Frau Justizministerin, ich empfehle Ihnen Folgendes: Lernen Sie Demokratie als Justiz­ministerin! Das haben Sie notwendig, denn Sie können keinen demokratisch gewählten Landeshauptmann abwählen. Zum Zweiten empfehle ich Ihnen, sich, bevor Sie solche krausen Ideen entwickeln, einmal zu überlegen, wie Sie Ihren Parteifreund und Genos­sen Elsner aus Frankreich heimbekommen und endlich hinter Gitter stecken. Das wäre Ihre Aufgabe, Frau Justizministerin, und nicht, Landeshauptleute in Öster­reich abzu­lösen. (Beifall beim BZÖ und bei Abgeordneten der ÖVP.)

Interessant auch die neue Familienministerin – das schauen wir uns noch genauer an –, die uns heute in der „Kleinen Zeitung“ ihre Einstellung zu Familie und Kindern vermittelt. Im Wesentlichen geht es darum, dass sie, wenn sie ein nobles Abendessen hat oder im Flugzeug nach New York sitzt, dort Kinder stören. Eine interessante Aussage, heute nachzulesen in der „Kleinen Zeitung“. Wie das von Ihnen als jetzige Familienministerin gemeint ist, das müssen Sie uns auch noch erklären.

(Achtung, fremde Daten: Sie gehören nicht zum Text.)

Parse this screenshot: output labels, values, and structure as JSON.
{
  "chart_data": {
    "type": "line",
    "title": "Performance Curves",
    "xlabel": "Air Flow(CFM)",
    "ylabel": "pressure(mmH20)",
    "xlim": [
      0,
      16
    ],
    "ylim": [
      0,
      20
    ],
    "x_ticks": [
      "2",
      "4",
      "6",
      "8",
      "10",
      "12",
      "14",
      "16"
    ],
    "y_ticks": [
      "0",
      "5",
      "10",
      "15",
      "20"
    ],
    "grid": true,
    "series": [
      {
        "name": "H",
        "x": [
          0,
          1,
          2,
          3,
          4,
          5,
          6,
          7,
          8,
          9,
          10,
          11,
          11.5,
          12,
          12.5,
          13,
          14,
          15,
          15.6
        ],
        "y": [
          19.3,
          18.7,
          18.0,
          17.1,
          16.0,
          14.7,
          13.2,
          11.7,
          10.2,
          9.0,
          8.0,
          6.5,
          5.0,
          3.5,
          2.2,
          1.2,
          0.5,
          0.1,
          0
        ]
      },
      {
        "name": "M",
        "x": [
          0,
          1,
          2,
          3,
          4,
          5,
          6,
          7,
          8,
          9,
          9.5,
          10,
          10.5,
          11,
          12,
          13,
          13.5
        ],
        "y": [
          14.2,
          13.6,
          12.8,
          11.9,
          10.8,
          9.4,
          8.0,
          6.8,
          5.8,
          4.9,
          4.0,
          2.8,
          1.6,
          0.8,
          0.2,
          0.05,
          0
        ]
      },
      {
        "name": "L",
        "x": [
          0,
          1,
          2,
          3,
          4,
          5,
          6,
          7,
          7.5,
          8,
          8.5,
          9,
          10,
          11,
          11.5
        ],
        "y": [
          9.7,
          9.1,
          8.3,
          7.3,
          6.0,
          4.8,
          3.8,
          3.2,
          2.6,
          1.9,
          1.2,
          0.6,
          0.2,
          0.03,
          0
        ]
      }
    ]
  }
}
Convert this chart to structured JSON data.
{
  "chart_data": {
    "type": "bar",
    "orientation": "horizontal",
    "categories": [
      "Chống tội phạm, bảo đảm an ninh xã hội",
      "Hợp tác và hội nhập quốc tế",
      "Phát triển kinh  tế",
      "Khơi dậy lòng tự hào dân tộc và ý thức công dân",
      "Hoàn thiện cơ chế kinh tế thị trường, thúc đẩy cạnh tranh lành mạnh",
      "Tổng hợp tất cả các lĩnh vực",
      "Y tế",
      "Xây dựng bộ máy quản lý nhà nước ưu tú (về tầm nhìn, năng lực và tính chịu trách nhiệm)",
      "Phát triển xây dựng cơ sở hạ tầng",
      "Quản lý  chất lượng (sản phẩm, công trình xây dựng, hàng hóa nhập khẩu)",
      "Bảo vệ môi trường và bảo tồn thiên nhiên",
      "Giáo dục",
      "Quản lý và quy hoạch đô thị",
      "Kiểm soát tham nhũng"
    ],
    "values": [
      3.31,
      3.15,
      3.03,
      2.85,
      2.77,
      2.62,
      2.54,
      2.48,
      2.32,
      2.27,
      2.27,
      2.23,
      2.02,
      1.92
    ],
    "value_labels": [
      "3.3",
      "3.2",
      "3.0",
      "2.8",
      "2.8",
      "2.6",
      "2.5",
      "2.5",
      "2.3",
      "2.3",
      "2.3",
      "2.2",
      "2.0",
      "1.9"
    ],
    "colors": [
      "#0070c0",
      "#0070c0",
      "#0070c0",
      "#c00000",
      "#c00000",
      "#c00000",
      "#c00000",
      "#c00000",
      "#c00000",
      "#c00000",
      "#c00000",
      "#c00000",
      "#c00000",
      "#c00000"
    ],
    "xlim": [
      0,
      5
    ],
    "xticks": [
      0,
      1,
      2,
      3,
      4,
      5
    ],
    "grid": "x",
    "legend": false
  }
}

Wir kommen auch zur Analyse des Regierungsprogramms. Das fällt tatsächlich schwer, weil es ein Katalog von Überschriften ist. Ein Kommentator, Hubert Patterer, hat in der „Kleinen Zeitung“ geschrieben, der Regierungspakt ist von deprimierender Mutlosigkeit. Herr Androsch sagt, das ist die Todespille für die SPÖ. Erich Haider sagt, dieses Regierungsübereinkommen ist mit der Glaubwürdigkeit der Partei nicht verein­bar. – Hochinteressant!

Herr Rudolf Edlinger, ebenfalls ein Genosse, früher Finanzminister, sagt: Ich bin ent­täuscht. Es ist eingetreten, was ich befürchtet habe. Ihr Vorsitzender der Sozialis­tischen Jugend – ich weiß nicht, ob er noch Parteimitglied ist – sagt, es ist ein Ver­handlungsdebakel. Und auf den Punkt gebracht hat es wirklich die frühere Sozial­ministerin Lore Hostasch. Sie hat zu dem Regierungsübereinkommen einfach gesagt: Mir tut es weh!

Und das kann man sich ja vorstellen, dass das weh tut, denn, Herr Dr. Gusenbauer, die groß angekündigte Bildungsreform findet einfach nicht statt, die wurde abgesagt. Sie ist nicht auffindbar. Sie haben Dinge hineingeschrieben, die das Parlament schon beschlossen hat, wie etwa 25 Schüler pro Klasse. Das haben wir hier bereits be­schlossen, doch das steht jetzt im Regierungsübereinkommen plötzlich nur noch als Richtwert drinnen. Sonst haben Sie nur Arbeitsgruppen gebildet und die Studien­gebühren haben Sie in Wirklichkeit nicht sozialer, sondern noch unsozialer gemacht, weil jetzt eine tiefe Kluft entstehen wird zwischen jenen, die es sich leisten können, und jenen, die es sich nicht leisten können. Jene, die es sich leisten können, werden die Studiengebühr zahlen, werden sie vielleicht noch steuerlich absetzen. Aber Sie treffen ja genau diejenigen, die Sie ja nicht treffen wollten, jene, die es sich nicht leisten können. Die Ärmeren, die aus sozial unteren Schichten kommen, die sind ja dann geradezu verpflichtet, in den sozialen Dienst einzutreten, wobei ich Ihnen das wirklich nicht abnehme, was Sie da hineingeschrieben haben, nämlich in den Hospizdienst einzutreten. Das heißt, Studenten, die keine Ausbildung haben und die gezwungen werden, etwas tun, sollen sterbenskranke Menschen betreuen. Das kann es nicht sein!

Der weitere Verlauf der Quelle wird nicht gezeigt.